In part (a), your answers are clearly-written and presented in context. All three descriptions are correct; you would earn full credit.
In part (b), you are missing one key word that would make your answer complete, and it would be enough to mark you down to partial credit: something like “predicted” or “expected” when talking about the change in response variable. We should say something like “…the average household usage of natural gas is predicted to decrease by 1.698 therms”. This is a common error, so watch out for it.
In part ( c ), you perform the residual calculation correctly and describe the meaning of it in context. Full points!
a) The meaning of the word negative in this statement means that as the temperature is increasing the amount of natural gas used is decreasing. The meaning of the word strong in this statement means that the residuals of the given points are very small and are close together to the line of best fit implying that there is a very close relationship with temperature and the natural gas usage, and the word linear means that the relationship is best described by a linear straight line as the data when plotted is seen to have an approximately straight line.
b) For every increase of 1 Fahrenheit in the temperature, the predicted natural gas usage decreased by 1.698
c) The residual is represented by the formula Actual - Predicted, and the residual value which is calculated would be -6.412 therms, which represents that the actual value for the number of therms is less than the one predicted. It can be said that the actual value for the number of therms would be 45 which is lower than the predicted value of 51.412 by the LSRL.
In part (a), you clearly detail the meaning of the words “negative,” “linear,” and “strong,” including units and context along the way.
In part (b), you give a correct description of slope - including the key phrase predicted. You can strengthen your answer by including units on the response variable (therms, in this case).
In part ( c ) , you correctly calculate the residual. On the “real exam,” you’d want to show where the -6.412 came from. In your explanation of what it stands for, you should also use the number 6.412 in some way (by saying, for example, “which is 6.412 therms lower than the predicted value…”).
A) Negative: for every increase in average daily high temperature in degrees Fahrenheit, the average household usage of natural gas tends to decrease.
Strong: the predicted number of therms used and the actual number of therms used are close in value creating small residual sizes and strong association
Linear: the points in the scatterplot appear to create a straight line.

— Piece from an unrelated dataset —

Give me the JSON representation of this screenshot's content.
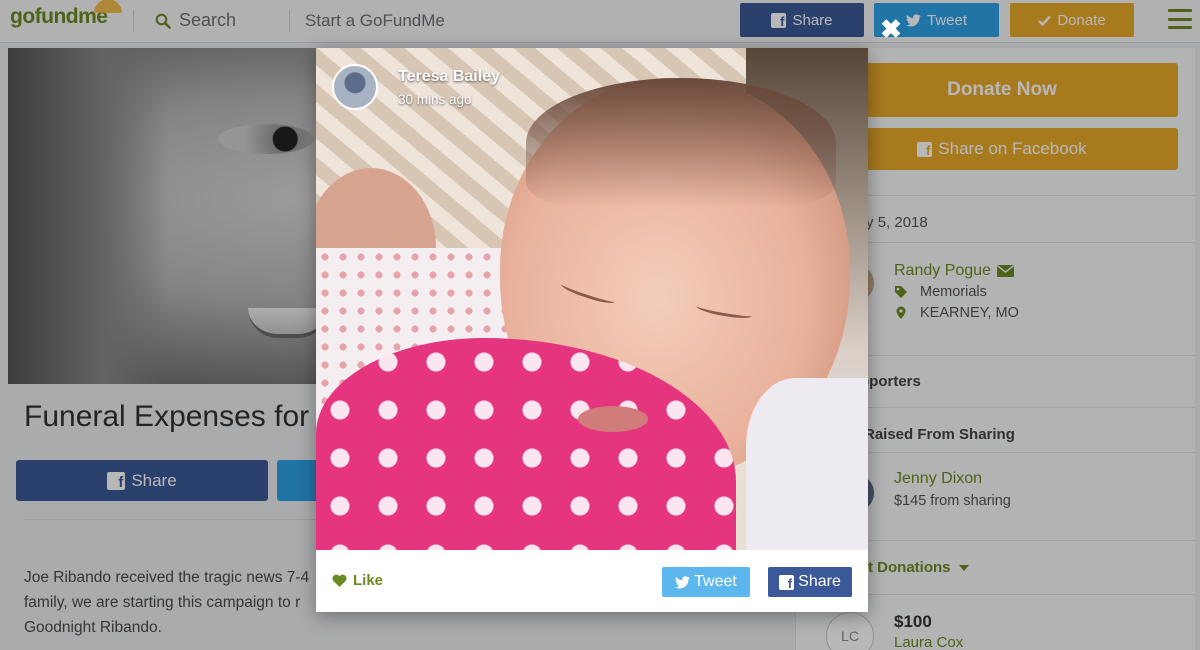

For every increase in average daily temperature, the average household usage of natural gas decreases at a constant rate.
B) As average daily high temperature increases by 1 degree Fahrenheit, the average household usage of natural gas is predicted to decrease by 1.698 therms.
C) y hat = 85.372 - 1.698 (20)
y hat = 51.412
y = 45
residual = 45 - 51.412
residual = -6.412
context : The actual average household usage of natural gas is 6.412 therms less than the predicted average household usage of natural gas by the LSRL.
You answer is very thorough! All three parts address what is asked in the question (without anything unnecessary added), and you use appropriate language such as “predicted” in part b and provide answers in context and with appropriate units. You would likely earn full credit on all parts. Well done!